CHANTIER D’ÉTÉ DU QUARTIER DES LENTILLÈRES – 28 JUIN AU 8 JUILLET

Cela fait 3 ans que les dernières terres maraîchères disponibles à Dijon, menacées par   un projet d’eco-quartier sont occupées. Les divers projets qui y ont été developpés  (potagers collectifs, maraîchage, marché hebdomadaire à prix libre, salle des fêtes, repas, jeux, échanges de savoir, habitations, soutien aux demandeurs d’asile, assemblée et journal de quartier…) et toutes les personnes impliquées dans cet espace ont conduit à la naissance d’une véritable vie de quartier, qui va bien au delà des objectifs fixés par les urbanistes en charge du projet d’écoquartier.

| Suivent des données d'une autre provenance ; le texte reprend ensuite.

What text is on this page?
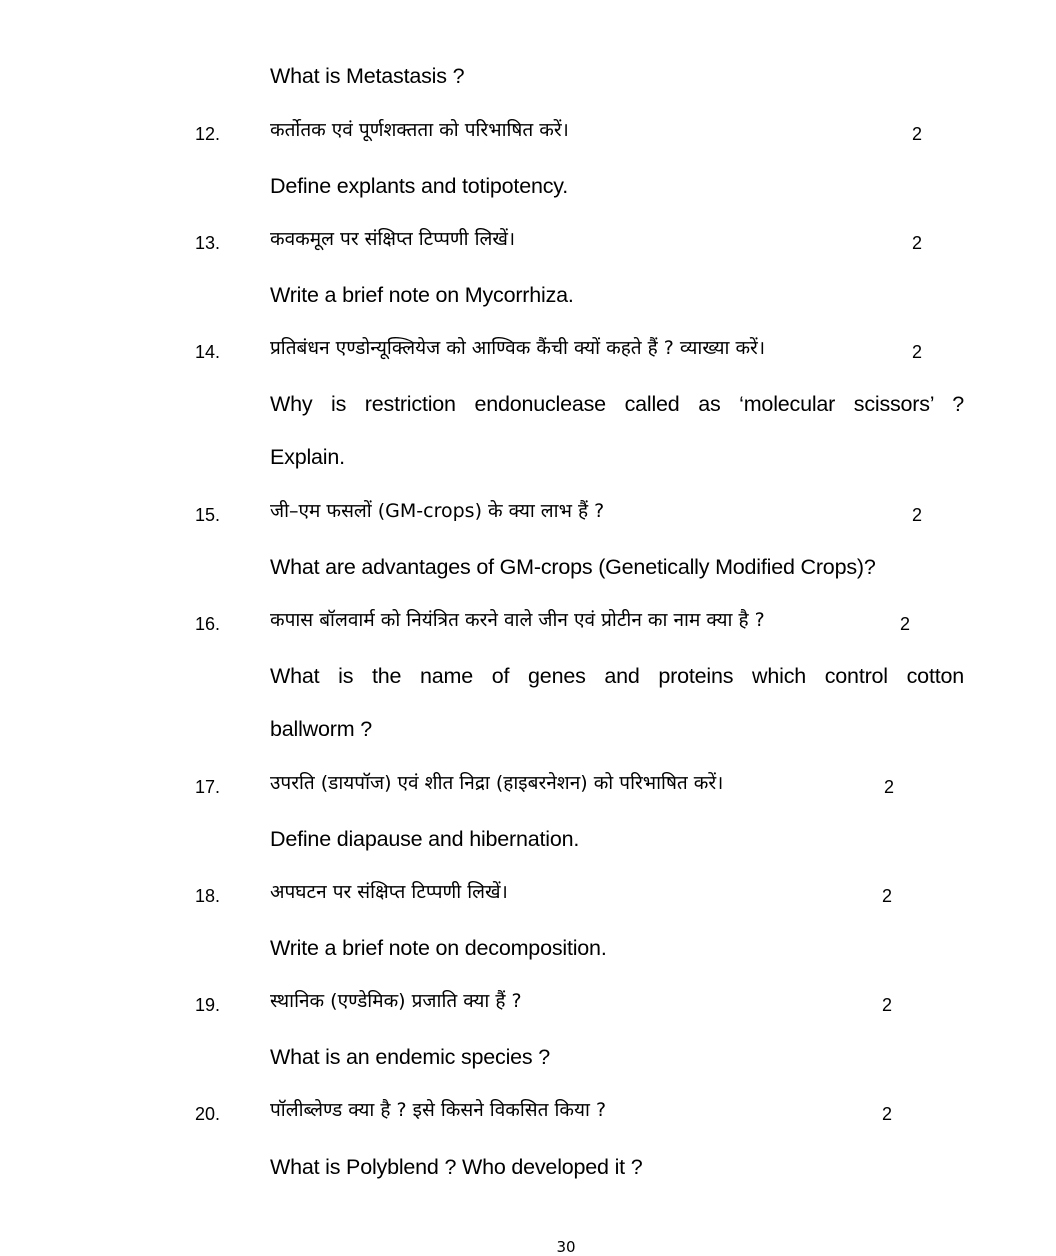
What is Metastasis ?
12.	कर्तोतक एवं पूर्णशक्तता को परिभाषित करें।	2
Define explants and totipotency.
13.	कवकमूल पर संक्षिप्त टिप्पणी लिखें।	2
Write a brief note on Mycorrhiza.
14.	प्रतिबंधन एण्डोन्यूक्लियेज को आण्विक कैंची क्यों कहते हैं ? व्याख्या करें।	2
Why is restriction endonuclease called as ‘molecular scissors’ ?
Explain.
15.	जी–एम फसलों (GM-crops) के क्या लाभ हैं ?	2
What are advantages of GM-crops (Genetically Modified Crops)?
16.	कपास बॉलवार्म को नियंत्रित करने वाले जीन एवं प्रोटीन का नाम क्या है ?	2
What is the name of genes and proteins which control cotton
ballworm ?
17.	उपरति (डायपॉज) एवं शीत निद्रा (हाइबरनेशन) को परिभाषित करें।	2
Define diapause and hibernation.
18.	अपघटन पर संक्षिप्त टिप्पणी लिखें।	2
Write a brief note on decomposition.
19.	स्थानिक (एण्डेमिक) प्रजाति क्या हैं ?	2
What is an endemic species ?
20.	पॉलीब्लेण्ड क्या है ? इसे किसने विकसित किया ?	2
What is Polyblend ? Who developed it ?
30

Puisque selon eux la réussite de leur projet
pourrait se résumer à la possibilité de se réunir autour d’un barbecue.

Nous ne les avons pas attendu pour vivre ça et nous ne les attendrons pas pour façonner  le quartier, nous continuerons de le faire au grès de nos envies et besoins. C’est pourquoi on organise le premier chantier collectif d’été des Lentillères, du 28 juin au  7 juillet 2013 .

Au delà de la dimension travaux / bricolage, ce chantier sera avant tout l’occasion de se rencontrer, de découvrir le quartier, de s’y investir, de partager nos envies, besoins et savoirs ainsi que de délicieux repas et moments de fête.

Si tu n’as jamais osé passer nous voir, que tu veux vivre d’autres choses que ce que le nouveau centre ville aseptisé nous propose, si tu veux apprendre des tonnes de trucs et machins ou tout simplement partager des moments à la cool avec nous, n’hésites pas à venir te salir les mains.

Dans les lieux-dits : le Pot’col’le – chez Papy – la grange Rose – le Bougie Noire – le Jardin des maraîchers – Hotel réfugiés dit « Chicago » – Espace autogéré des Tanneries et les divers petits jardins à droite à gauche…

Au programme :

– construction de toilettes sèches pour assouvir nos
envies et besoins -plus de bancs, de tables, de jardinières… pour plus
de gens
– réparation de toit pour lutter contre les fuites
– décoration du quartier à coup de truelle, peinture, collage…  afin de porter un coup
fatal au « Code de l’Urbanisme »
– rangement et archivage de documents sur les luttes dijonnaises et plus encore
– construction d’une cabane « snack friche » -balade post-industrielle à la recherche de métaux précieux pour financer le chantier
– entretien des routes
– récolter, arroser, tailler, planter, désherber…la routine potagère quoi
– création au jour le jour d’un fanzine du chantier
– ciné en plein air
– cueillette, transformation, conservation
– célébration commune de nos élans collectifs dans la frénésie, la jouissance et le vertige – et bien sûr des jeux, ballades, lectures collectives …

Informations pratiques :

– Pour celles et ceux qui viennent de loin il y aura de l’espace pour planter une tente et quelques places en dortoir.
– Pense à ta lampe frontale, la nuit il fait nuit !
– Vous pouvez nous contacter si besoin et envie à l’adresse suivante :
chantier.lentilleres****AT***potager.org

– On aime bien les bandes d’enfants mais pas trop les meutes de chiens…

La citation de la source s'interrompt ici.